Summer is upon us! My strategy is to use sinking funds for expenses that I don’t want to cash flow so that I don’t get sucker punched later on in the year. Start saving for these seven summer expenses ahead of time or make sure to add some wiggle room into your budgets for these sneaky expenses!
You may have seen some of my rare older clothing haul videos. Sometimes you get a great deal on cute clothes and other times they send you fabric that has been haphazardly sewn together and passed off as apparel. There’s no denying that most women’s clothes are simply not made to last.
Realistically, some of your summer clothes probably didn’t hold up, and you may need new sandals or a bikini. Don’t forget to factor these into your budget!
My best tip: Keep a list of what items you need or want to replace, that way you don’t get drawn in by sales – That’s how they get you!
If you know what brands and sizes work best for you, consider shopping secondhand with Poshmark or Mercari. And if you need some funds to pay for your new fits, consider selling older but in good condition items on the same apps. Remember the one in-one out rule if that is something you subscribe to!
Fun stuff and vacations
If you’re like me, you’re probably sitting on a lot of banked personal time since everything was literally closed last year. I was ecstatic when my job started letting us work from the office again!
I’ve been dying to get out of the house. However, even a day trip to the beach can end up being more costly than you’d think after buying gas, food and supplies, so prepare accordingly. All those s’mores add up!
I obviously don’t recommend throwing caution to the wind, but it might be time to start budgeting for that trip you’ve been wanting to take.
It can be hard to budget for trips because it can be hard to anticipate expenses beyond flights and hotels! See how much my Grand Canyon Vacation cost me and ways I saved.
We just had a tax free weekend for emergency supplies here in Texas. April showers bring May hurricanes, and you can’t put a price on peace of mind. I’ve got several articles/vids about my emergency prep that you can watch here.
If you live in an area that is prone to disasters, you should definitely make sure you have enough emergency supplies. While you’re at it, make sure you know what your insurance will cover, just in case.
School supplies and kid costs
When you’re an adult, you can replace items as they come along, but for my readers who are parents, you know that kiddos will do their absolute best to outgrow clothes as soon as you buy them.
There’s no easy way to defray the cost of school supplies. However, if you start saving now then the sticker shock won’t be as bad when you have to buy new shoes to help your kid run faster and jump higher.

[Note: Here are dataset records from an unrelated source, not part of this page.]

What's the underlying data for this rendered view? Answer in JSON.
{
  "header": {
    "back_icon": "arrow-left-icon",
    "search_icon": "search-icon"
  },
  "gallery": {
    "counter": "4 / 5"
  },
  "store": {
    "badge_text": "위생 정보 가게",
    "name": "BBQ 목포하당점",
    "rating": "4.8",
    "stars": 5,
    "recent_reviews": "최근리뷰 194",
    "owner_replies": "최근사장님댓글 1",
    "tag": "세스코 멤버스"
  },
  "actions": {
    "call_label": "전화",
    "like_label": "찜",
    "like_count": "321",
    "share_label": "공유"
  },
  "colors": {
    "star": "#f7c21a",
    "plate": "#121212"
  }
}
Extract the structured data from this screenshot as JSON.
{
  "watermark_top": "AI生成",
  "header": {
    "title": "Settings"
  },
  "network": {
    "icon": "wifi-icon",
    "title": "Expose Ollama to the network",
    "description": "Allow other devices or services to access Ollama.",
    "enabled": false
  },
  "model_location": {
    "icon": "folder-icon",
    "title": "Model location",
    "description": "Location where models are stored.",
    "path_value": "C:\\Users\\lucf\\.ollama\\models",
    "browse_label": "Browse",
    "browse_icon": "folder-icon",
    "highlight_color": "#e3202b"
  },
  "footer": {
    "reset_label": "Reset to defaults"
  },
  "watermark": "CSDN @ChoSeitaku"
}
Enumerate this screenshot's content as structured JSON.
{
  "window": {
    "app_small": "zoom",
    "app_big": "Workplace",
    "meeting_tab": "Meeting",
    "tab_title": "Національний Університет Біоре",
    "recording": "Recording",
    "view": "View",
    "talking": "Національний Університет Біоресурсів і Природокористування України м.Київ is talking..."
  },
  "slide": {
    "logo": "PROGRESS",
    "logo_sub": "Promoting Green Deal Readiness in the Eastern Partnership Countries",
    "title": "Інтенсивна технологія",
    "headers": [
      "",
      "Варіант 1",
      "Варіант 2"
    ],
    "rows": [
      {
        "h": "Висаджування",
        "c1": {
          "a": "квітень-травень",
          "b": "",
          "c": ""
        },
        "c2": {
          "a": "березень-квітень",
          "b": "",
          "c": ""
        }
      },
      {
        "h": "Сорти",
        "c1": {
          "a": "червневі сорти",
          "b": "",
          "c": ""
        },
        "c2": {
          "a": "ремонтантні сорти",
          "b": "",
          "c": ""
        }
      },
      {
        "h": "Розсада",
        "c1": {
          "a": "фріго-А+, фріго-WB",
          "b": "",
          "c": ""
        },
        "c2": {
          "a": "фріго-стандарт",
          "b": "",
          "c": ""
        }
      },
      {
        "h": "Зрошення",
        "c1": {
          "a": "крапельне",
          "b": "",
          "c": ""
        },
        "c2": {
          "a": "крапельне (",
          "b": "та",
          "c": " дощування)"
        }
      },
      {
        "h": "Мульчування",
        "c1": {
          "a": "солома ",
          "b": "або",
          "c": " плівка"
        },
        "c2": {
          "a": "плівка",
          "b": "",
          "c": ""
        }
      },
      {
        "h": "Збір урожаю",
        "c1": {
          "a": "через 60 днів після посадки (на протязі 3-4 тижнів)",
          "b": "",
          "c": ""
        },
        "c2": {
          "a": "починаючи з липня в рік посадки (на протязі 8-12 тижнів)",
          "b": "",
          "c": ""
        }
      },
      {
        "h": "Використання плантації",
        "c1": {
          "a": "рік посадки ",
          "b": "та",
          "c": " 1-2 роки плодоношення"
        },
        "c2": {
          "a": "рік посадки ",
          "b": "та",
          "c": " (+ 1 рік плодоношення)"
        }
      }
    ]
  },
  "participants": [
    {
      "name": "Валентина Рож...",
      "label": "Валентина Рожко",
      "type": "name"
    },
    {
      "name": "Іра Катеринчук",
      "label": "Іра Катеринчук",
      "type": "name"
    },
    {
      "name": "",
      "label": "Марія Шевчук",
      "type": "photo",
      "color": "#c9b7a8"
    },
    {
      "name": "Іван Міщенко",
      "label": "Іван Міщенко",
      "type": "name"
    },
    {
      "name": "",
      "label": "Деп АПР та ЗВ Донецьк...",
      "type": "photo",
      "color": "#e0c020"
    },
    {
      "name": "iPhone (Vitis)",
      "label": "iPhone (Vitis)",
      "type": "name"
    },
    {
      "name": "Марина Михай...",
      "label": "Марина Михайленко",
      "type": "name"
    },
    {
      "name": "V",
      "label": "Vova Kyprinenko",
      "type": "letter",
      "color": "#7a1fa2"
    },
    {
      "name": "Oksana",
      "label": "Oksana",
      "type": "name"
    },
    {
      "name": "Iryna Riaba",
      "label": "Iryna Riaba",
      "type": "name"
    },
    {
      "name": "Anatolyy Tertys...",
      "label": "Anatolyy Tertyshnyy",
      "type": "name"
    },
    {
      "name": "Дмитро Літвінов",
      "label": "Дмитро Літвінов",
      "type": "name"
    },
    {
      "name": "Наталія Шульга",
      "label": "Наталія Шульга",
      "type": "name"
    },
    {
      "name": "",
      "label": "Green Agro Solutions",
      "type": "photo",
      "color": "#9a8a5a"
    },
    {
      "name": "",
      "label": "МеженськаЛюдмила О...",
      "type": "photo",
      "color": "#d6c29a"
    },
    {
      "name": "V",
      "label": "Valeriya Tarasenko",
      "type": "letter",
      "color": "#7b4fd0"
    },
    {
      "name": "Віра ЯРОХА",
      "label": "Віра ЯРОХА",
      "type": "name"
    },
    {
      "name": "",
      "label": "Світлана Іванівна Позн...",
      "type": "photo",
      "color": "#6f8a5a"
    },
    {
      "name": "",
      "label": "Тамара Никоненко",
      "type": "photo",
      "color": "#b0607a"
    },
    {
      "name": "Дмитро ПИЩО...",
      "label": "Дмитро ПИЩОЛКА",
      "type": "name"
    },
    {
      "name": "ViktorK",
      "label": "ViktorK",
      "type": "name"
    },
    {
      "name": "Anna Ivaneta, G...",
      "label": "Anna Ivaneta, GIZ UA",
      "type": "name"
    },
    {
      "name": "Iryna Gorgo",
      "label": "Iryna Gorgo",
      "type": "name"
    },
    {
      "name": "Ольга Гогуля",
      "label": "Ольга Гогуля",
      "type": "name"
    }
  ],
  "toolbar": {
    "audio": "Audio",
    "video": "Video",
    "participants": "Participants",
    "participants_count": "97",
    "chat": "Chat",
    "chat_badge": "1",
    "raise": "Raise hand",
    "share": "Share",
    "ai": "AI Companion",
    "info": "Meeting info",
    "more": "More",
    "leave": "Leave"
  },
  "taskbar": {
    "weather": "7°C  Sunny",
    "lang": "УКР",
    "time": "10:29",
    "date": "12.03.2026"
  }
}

It’s also time to consider budgeting for other child-related expenditures that may come up, like summer camp, childcare, and other entertainment options like pool memberships.
Bills, Bills, Bills
Offset high utility bills by preparing for them now. This also applies to cell phone or internet bills if you pay for data and expect to have a higher usage over the summer months.
Consider asking for an energy audit from your utility company or the USEPA. They’ll inspect for drafts, seal air leaks and provide recommendations to make your home more energy-efficient. You can find a professional auditor through the U.S. Environmental Protection Agency’s Energy Star website.
Other tips to save:
Unplug electronic devices when not in use
Check Gabi to make sure you’re paying the least for car insurance (free service!)
Call you monthly bill companies and ask for better rates (works best for internet, tv, and other bills that fluctuate. Ask for new member discounts and make sure no new fees are coming up on your bill!
Clean out your dryer lint traps every load and use wool or plastic dryer balls to make clothes dry faster and use less energy.
Stop paying monthly fees to banks. We don’t do that anymore. Pick a bank that has no fees and pays you interest to bank there! I suggest: Radius Bank (earn 1% cash back on debit!), or CIT Bank (great high interest savings accounts).
Consider a sinking fund for any of these various happy events: graduations, weddings, or even birthdays. Much like the holidays, these types of things can nickel-and-dime you before you know it!
UPCOMING SOON! Holiday expenses
There are three big holiday money sinks every year: Thanksgiving, Christmas, and Black Friday/Cyber Monday.
If you weren’t able to travel due to the events of 2020, you’re probably raring to go visit family this year. Start setting aside money for travel and other sundry holiday costs that you may incur. This includes travel supplies, such as luggage, which may have dry rotted in your closet!
I recommend having a budget for holiday gifts and expenses so that you don’t end up breaking your budget or even worse, incurring consumer debt.
If you wait to start until July 1, there is still time!
That is 26 weeks until Christmas and 21 weeks until Thanksgiving. These holidays are coming whether we prepare for them or not! Have an easy, paid for Christmas this year.
If you save….. per week, you’ll have…..at Christmas.
$5/ week = $125 at Christmas
$20/ week = $500
$30/ week = $750
$40/ week = $1000
$50/ week = $1250
My personal budget for Christmas is around $750. That covers gifts, food, driving to visit family and dog sitters! Don’t let Christmas sneak up on you or put you into debt!